И только в старых музеях бывшей России дремали старые полотна больших русских мастеров, полотна, увы, почти сплошь «контрреволюционные». Разве не контрреволюционны аристократические портреты Брюллова, насыщенный жизнью добродушный жанр Федотова, раздольные картины изобильных и беспечных русских базаров и ярмарок, воплощенные в красках религиозная мистика и историческая жизнь? Не один красноармеец, не один отравленный коммунистическим самогоном рабочий останавливался в эти годы перед старыми русскими картинами и тайно вздыхал: была жизнь и исчезла. Школа наглядного обучения, и какая школа! И уж не пощадили бы большевики ни одной такой «вредной» картины, если бы они не представляли собой крупной ценности в валюте, последнего их разменного фонда…

* * *

«Союз русских художников» в своих расчетах не ошибется. Крупные мастера, которых мы все знаем и ценим, хочется верить, в позорном голосовании участия не принимали; в союзе они состояли, надо полагать, лишь номинально и на общем собрании, вероятно, не были. Впрочем, все это выяснится само собой.

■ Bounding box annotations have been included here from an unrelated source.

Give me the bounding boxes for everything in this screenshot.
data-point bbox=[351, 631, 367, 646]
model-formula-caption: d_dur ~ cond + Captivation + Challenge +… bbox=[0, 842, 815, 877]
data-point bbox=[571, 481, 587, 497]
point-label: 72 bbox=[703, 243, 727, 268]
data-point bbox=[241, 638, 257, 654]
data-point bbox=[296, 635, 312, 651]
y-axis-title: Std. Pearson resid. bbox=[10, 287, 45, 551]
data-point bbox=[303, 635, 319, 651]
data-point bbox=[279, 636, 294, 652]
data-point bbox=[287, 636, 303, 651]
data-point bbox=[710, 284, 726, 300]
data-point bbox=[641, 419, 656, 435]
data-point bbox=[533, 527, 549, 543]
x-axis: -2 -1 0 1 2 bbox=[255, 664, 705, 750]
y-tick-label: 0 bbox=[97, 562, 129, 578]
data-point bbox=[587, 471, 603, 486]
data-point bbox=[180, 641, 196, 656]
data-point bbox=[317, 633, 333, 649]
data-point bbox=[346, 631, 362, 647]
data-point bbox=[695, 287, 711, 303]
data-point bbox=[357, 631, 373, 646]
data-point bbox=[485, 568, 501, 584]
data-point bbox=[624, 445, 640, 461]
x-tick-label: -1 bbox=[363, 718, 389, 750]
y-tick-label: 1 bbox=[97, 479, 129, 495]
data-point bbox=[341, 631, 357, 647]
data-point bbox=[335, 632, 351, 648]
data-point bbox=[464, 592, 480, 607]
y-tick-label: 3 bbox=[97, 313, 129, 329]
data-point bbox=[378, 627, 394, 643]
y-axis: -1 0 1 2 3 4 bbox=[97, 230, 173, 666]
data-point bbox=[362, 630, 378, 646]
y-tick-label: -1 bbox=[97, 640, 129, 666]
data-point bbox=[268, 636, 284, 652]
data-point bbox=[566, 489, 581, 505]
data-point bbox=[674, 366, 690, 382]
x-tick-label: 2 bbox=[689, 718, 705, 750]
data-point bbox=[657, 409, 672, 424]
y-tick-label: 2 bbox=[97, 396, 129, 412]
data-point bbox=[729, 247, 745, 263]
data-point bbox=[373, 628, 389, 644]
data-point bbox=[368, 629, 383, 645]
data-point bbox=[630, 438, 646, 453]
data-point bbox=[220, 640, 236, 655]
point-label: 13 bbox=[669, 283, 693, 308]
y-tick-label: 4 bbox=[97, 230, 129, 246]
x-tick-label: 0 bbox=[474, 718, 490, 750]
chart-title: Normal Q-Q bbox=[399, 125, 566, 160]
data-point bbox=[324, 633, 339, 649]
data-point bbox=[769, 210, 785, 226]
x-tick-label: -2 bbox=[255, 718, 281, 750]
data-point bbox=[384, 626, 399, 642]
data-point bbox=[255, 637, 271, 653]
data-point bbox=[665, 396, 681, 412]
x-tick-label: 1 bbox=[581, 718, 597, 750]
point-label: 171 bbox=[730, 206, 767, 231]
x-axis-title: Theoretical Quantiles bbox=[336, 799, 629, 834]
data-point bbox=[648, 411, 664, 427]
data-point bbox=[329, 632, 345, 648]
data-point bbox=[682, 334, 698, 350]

А мелочь, левые мазилки, конечно, ставку свою сделали не зря. Ведь раздолье какое… Ни знания, ни таланта, ни своеобразия. Приложись только верноподданно к красной туфле М. Ф. Андреевой, опусти раскаявшиеся глаза к советскому подножию и вмиг из недоучки, полуголодной богемы попадешь в привилегированную касту советских гениев. Заслуга ведь немалая: здесь, в сердце Европы, на показательной культурной выставке помочь своим новым господам создать советские декорации. Пусть полуграмотно, пусть коряво, — корявость, то есть зачастую просто неумелость, прикрытая кое-каким новаторством, — давно ведь стала новым декоративным стилем. Возьмут количеством экспонатов, — вот, мол, какая мощная наша пролетарская культура… И знатные иностранцы, пожалуй, и не разберутся: примут среднюю пачкотню за скифско-пролетарские достижения, свет с красного востока… А уж своя реклама поможет.

Это ли будет не заслуга «Союза русских художников во Франции»? И оценят ее советские воротилы по достоинству. Целая артель новообращенных пригодится ведь и после выставки: плакаты, проекты планетарных памятников Ленину, этикетки для новой советской водочной монополии — заказов не оберешься. Устроился же т. Ларионов, вдохновитель союза, приведший раскаявшихся за ручку на рю де Гренель. А что такое Ларионов — мы ведь немного знаем. Никакой художник, ни одной картины, о которой стоило бы вспомнить. Так, какие-то пустячки в стиле упражнений малоуспевающего ученика школы Штиглица, тщательно загримированные ультралевым уклоном.

Одно бы, примитивной честности ради, можно было бы посоветовать союзу: пусть именуют себя впредь не: «союзом русских художников», а «Союзом ССэровских раскаявшихся неудачников».

Настоящий же союз образуется и помимо них, в чистом виде, без плевел, без пресмыкательства и ползания на брюхе перед теми, кто не пощадил ни одной музы… И когда образуется, устроить, если понадобится, легко и на полной свободе свою выставку: выставку независимых русских художников, а не спешно перекрасившихся в красную краску декораторов-капельдинеров.